Brønsted base site engineering of graphitic carbon nitride for enhanced photocatalytic activity

Graphitic carbon nitride (g-C3N4) is a promising two-dimensional polymeric photocatalyst in the field of solar energy conversion. In the past few years many modifications of g-C3N4 have been studied extensively; however, the difficulty in obtaining detailed structural information both on its intrinsic covalent interactions and surrounding bonding environments largely restricts the rational design and development of inherent structure-controlled g-C3N4 based photocatalysts and fundamental understanding of their mechanistic operations. Herein, we demonstrate a high-pressure hydrogenation treatment method for g-C3N4 and introduce 1D 13C and 15N and 2D 15N Radio Frequency-driven Dipolar Recoupling (RFDR) solid-state nuclear magnetic resonance spectroscopy for identifying the structural information and surrounding hydrogen-bonding environment of treated g-C3N4 samples.
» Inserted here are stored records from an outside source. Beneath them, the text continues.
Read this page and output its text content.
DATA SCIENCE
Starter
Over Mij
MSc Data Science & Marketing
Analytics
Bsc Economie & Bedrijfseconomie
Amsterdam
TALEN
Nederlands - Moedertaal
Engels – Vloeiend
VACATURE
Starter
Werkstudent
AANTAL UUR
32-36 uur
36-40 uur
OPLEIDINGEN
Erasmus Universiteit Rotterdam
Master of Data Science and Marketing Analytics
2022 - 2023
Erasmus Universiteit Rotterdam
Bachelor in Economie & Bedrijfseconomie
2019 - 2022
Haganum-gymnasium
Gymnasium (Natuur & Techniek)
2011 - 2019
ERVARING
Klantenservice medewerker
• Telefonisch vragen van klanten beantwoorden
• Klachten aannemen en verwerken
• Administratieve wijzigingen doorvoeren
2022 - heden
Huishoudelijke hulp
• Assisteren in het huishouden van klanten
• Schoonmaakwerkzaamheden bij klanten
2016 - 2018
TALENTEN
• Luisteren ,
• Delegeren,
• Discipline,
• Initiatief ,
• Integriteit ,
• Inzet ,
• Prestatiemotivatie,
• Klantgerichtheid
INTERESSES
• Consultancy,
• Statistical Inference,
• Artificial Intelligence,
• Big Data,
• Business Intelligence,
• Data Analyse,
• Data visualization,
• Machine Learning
The surface Bronsted base sites of g-C3N4 samples can be tuned systematically through changing the treatment conditions. We find that the terminal isolated –NH2 and the hydrogenated nitrogen species in treated g-C3N4 samples seem to be the origin of their improved activities for photocatalytic hydrogen evolution and favor the enhancement of light harvesting and carrier transport. The as-prepared HCN400-4-2 sample treated at a pressure of 4 MPa and a temperature of 400 °C for 2 h in a hydrogen atmosphere displays the highest H2 evolution reaction (HER) activity, which is over 26 times higher than that of pristine g-C3N4.